Les États-Unis, ayant une vue à court terme, semèrent le fondamentalisme et formèrent non seulement des groupes terroristes fondamentalistes, mais encoura­gèrent leurs gouvernements amis au Moyen-Orient et dans l’Asie du Sud à soutenir cette politique. A travers cette politique, ces États qui ne sont nullement des États modernes poursuivent leur propre objectif en dehors de la capacité actuelle du sys­tème international.

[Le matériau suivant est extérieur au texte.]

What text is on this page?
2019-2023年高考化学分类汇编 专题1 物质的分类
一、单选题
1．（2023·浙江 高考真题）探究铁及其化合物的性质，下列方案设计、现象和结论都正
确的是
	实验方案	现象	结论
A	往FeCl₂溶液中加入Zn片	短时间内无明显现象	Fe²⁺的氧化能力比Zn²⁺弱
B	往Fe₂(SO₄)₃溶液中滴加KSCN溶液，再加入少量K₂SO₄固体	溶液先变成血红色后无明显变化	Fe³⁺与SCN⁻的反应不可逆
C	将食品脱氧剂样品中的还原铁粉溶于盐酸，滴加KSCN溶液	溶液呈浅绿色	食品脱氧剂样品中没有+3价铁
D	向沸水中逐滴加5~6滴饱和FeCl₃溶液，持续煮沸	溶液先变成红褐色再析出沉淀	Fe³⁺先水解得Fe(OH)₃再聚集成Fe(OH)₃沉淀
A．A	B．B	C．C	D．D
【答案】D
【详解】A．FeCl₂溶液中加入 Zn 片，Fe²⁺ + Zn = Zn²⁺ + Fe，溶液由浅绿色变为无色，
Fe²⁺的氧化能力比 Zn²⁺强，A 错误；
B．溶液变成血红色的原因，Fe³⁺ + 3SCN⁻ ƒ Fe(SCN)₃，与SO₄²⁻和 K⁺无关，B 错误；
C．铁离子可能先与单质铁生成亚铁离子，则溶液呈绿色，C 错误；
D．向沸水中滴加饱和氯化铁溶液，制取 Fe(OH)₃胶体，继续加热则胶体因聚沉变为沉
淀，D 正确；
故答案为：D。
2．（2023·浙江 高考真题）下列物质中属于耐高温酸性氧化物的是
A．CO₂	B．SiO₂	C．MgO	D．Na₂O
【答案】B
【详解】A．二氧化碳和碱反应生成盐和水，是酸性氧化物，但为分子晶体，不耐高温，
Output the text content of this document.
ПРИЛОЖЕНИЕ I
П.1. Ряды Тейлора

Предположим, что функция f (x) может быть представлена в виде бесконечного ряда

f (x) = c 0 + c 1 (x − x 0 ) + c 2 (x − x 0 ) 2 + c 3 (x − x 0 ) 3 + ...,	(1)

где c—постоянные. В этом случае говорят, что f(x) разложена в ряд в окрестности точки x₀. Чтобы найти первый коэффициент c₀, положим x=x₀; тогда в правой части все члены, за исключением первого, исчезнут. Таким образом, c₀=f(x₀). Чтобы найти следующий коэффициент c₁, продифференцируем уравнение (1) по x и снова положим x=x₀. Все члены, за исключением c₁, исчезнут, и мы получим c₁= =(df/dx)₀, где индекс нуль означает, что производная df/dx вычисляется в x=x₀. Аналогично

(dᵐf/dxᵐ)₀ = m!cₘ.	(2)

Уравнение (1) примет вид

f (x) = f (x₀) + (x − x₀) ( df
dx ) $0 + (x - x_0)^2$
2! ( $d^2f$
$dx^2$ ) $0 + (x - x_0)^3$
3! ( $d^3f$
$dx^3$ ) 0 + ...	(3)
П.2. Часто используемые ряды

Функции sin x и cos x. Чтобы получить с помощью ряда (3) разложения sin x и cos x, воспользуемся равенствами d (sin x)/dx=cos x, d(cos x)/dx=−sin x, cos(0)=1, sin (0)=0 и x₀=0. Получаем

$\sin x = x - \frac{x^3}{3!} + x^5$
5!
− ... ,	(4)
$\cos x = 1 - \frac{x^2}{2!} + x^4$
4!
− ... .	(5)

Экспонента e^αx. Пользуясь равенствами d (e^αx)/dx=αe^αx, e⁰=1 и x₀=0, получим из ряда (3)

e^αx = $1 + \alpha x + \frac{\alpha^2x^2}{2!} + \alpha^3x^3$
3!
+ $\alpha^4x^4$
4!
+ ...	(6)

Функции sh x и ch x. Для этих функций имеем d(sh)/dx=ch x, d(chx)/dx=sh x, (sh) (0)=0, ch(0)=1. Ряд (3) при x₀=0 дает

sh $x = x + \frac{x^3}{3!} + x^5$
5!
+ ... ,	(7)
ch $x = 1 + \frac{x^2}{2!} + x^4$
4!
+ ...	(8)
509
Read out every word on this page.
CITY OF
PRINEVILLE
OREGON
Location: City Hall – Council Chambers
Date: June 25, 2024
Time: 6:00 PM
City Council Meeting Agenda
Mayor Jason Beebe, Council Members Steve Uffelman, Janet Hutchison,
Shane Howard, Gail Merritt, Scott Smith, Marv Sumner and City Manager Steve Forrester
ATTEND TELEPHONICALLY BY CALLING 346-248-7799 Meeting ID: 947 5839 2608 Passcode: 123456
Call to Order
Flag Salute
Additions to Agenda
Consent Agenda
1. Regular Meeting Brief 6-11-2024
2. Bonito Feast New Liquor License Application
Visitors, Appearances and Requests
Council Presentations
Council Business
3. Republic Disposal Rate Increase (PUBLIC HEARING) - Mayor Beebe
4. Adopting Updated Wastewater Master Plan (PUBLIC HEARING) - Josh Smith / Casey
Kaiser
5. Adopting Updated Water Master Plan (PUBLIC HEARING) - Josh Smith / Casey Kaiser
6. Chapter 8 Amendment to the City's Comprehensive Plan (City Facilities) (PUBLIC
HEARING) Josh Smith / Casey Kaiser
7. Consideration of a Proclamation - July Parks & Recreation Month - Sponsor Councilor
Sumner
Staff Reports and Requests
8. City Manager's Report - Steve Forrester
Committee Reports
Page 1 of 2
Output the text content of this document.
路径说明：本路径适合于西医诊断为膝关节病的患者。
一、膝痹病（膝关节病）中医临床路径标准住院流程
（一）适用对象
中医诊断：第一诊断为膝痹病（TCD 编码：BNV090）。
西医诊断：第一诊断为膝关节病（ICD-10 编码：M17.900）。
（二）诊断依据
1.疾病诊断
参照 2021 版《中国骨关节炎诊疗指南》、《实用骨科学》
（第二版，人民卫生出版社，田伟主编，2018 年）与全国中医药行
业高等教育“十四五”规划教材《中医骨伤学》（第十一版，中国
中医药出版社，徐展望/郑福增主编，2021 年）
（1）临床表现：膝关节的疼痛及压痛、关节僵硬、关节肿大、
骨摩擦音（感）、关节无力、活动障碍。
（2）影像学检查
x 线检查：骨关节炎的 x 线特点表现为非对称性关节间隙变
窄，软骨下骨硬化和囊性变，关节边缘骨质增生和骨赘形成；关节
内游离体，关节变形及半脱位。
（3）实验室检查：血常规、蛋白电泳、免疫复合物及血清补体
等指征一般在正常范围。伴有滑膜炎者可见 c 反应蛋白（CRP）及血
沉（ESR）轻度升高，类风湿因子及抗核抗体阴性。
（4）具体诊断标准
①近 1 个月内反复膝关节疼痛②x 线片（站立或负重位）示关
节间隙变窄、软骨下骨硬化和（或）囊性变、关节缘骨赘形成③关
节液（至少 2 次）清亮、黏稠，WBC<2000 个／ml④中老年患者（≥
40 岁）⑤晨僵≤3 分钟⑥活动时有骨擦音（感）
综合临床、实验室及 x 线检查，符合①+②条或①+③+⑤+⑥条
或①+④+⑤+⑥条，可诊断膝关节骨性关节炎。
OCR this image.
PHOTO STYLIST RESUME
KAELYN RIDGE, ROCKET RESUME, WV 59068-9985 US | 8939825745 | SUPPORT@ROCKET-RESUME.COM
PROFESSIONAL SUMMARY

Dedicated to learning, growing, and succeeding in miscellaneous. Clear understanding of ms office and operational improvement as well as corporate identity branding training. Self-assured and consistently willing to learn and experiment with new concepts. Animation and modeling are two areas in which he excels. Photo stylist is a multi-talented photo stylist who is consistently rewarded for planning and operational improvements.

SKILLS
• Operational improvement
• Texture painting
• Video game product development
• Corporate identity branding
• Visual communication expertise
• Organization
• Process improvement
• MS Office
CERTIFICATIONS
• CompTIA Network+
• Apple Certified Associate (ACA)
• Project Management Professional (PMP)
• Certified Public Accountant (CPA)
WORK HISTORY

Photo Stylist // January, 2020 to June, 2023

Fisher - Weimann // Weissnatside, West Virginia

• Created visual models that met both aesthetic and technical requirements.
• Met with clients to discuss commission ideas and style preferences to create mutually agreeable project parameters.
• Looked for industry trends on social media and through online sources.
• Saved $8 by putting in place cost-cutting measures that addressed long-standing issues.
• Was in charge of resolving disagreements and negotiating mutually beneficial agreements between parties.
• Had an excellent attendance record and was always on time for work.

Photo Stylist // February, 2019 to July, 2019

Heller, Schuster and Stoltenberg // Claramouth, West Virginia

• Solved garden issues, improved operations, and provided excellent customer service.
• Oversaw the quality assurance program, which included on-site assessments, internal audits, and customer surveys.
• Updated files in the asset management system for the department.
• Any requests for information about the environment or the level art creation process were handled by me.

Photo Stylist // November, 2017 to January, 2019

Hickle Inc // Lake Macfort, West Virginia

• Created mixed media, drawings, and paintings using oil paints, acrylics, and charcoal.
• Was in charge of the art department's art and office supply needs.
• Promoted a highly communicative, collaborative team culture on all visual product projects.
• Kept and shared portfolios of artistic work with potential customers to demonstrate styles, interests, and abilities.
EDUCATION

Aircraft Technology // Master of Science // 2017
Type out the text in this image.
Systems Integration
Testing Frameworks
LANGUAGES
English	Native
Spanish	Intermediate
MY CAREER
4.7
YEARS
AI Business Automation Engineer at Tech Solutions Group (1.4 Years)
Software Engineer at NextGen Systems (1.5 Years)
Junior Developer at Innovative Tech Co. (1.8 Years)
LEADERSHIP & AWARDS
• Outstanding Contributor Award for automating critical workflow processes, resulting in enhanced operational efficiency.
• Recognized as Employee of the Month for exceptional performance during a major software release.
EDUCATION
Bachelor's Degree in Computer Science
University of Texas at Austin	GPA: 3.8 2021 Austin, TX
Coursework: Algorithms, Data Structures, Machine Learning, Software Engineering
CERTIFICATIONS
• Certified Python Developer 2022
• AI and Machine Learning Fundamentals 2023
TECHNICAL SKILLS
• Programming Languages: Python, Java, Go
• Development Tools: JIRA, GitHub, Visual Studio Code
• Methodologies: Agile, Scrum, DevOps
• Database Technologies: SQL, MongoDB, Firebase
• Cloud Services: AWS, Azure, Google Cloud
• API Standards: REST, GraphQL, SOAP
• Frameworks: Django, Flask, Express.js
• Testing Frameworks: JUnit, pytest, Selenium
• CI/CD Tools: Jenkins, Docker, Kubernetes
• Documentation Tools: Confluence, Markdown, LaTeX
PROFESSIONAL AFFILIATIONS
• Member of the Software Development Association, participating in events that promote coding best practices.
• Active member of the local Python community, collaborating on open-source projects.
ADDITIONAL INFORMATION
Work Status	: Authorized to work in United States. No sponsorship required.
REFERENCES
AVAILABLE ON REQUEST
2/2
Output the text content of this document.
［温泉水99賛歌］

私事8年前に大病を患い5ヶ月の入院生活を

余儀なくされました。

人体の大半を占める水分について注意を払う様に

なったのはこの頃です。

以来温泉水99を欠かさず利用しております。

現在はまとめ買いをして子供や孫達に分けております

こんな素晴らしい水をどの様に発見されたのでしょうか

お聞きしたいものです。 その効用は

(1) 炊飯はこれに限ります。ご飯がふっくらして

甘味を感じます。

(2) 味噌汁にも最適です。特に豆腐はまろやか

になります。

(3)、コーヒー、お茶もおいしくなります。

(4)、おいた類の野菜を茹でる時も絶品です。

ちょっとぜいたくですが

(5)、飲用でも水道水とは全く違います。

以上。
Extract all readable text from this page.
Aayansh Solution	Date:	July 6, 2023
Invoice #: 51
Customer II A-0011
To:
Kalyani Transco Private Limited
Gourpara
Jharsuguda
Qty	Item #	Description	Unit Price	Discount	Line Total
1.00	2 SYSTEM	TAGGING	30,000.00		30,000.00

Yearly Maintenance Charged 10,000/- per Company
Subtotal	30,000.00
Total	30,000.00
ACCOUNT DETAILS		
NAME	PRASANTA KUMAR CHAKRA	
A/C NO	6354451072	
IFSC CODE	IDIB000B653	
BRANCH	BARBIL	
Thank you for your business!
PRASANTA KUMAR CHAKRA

Avec le changement de l’orientation de la politique américaine, leur stabilité est mise en danger aussi bien de l’intérieur qu’à travers leurs relations avec les États-Unis.

Aujourd’hui, la vague fondamentaliste est en marche depuis l’Afrique jus­qu’aux frontières de la Chine ; depuis qu’il a détruit les acquis de plus d’un siècle en Afghanistan, il s’est dressé contre les États-Unis. Cela fait penser à Frankenstein sortit du laboratoire, mettant toute la ville en danger. L’événement du 11 septembre fut l’apogée de la politique américaine. Cependant, en guise de remède, Washington a ressuscité les Croisades et l’a annoncé par la bouche du président des États-Unis, traduisant un retour en arrière d’un millénaire.

L’aventurisme et la défaite

Par compassion avec les États-Unis, après l’événement du 11 septembre, le mon­de a suivi prudemment la guerre des États-Unis contre le « califat islamique » des Talibans. Un califat issu de la politique américaine au service des objectifs économi­ques et militaires de Washington, qui, en même temps, étend l’ombre de l’Améri­que sur l’ensemble de l’Occident et sur l’Asie centrale. Le débridement du chef des Talibans installé en place par les États-Unis à Kabul, qui rêvait de l’instauration du califat islamique fondamentaliste sur l’ensemble de l’Asie centrale, suscita la réac­tion sévère de Washington en vue de le révoquer. Le régime militaire du Pakistan qui avait placé ses espoirs dans les événements qui se déroulaient en Afghanistan, se trouva, en raison de cette décision, dans une situation qui mit en danger l’existence même de ce pays sans avoir pu bénéficier de la situation afghane.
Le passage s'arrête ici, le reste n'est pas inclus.